Ben Street: Art, History, and the Aesthetics of Enchantment

Ben Street is a highly influential voice in contemporary art criticism and education, distinguished by his ability to articulate complex theoretical concepts in a clear, accessible manner. As an established art historian, critic, and frequent lecturer at major institutions—including the National Gallery, Tate, and Christie’s Education—Street consistently bridges the gap between historical precedent and current practice, making him an invaluable contributor to Aleph Contemporary's critical dialogue.

Street’s writing is marked by a refusal of easy binaries and a dedication to viewing painting as an unruly, hybrid event that is "always first and foremost of the world we share."

Challenging Abstraction at Aleph Contemporary

Street’s contributions to Aleph Contemporary exemplify his critical approach, particularly his willingness to re-examine fundamental categories of art.

His most extensive essay for the gallery, The Aesthetics of Enchantment in Abstract Art (2022), directly challenged the persistent modern dichotomy between abstract and figurative art. Street argued that the paintings in the exhibition should be viewed as "uniquely impure and hybrid events," happily mingling geometric flatness with real-world complexity. For Street, the works are decidedly physical and of the world; if they possess a "metaphysics," it is one that arises through a "bodily experienced" encounter.

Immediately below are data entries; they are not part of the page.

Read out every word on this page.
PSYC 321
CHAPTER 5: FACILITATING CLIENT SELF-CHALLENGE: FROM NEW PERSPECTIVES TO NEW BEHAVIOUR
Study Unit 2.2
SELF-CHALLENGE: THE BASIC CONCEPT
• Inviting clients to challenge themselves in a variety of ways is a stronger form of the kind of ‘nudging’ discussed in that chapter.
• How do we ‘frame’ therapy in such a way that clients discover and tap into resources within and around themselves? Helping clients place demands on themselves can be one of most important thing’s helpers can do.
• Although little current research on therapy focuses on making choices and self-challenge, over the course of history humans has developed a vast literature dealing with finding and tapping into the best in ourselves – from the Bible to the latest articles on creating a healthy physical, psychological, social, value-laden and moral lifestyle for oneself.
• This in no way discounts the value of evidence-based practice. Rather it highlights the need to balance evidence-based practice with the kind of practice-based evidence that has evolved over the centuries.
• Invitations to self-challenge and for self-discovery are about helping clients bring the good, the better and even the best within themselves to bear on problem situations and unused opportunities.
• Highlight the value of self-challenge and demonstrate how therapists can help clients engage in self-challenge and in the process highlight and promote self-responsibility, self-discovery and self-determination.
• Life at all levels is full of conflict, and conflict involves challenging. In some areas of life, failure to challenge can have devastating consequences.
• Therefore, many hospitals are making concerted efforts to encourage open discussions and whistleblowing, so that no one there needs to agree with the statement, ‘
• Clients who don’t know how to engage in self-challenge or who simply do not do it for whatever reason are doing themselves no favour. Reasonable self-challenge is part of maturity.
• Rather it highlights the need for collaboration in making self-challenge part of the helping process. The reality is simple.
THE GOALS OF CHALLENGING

In this text, he reframed abstraction not as a European invention of the last century, but as an ancient mode of art, linking the contemporary artists on display to a rich and diverse history that includes:

  • Process and Space: He analysed how artists like Laurence Noga, Nina Dolan, and Mark Wright construct and frame space through different forms of material performance—from Noga's "jolting, halting visual effect" of collage to Dolan's internal, geological layering.

  • Time and Memory: He focused on how process enacts "human time." For Rebecca Meanley, the act of "unpainting" makes the history of the work's creation a visual, spatial experience. For Henry Ward, reworking older paintings builds a tension between moments in time, making the studio a site of both action and self-reflection.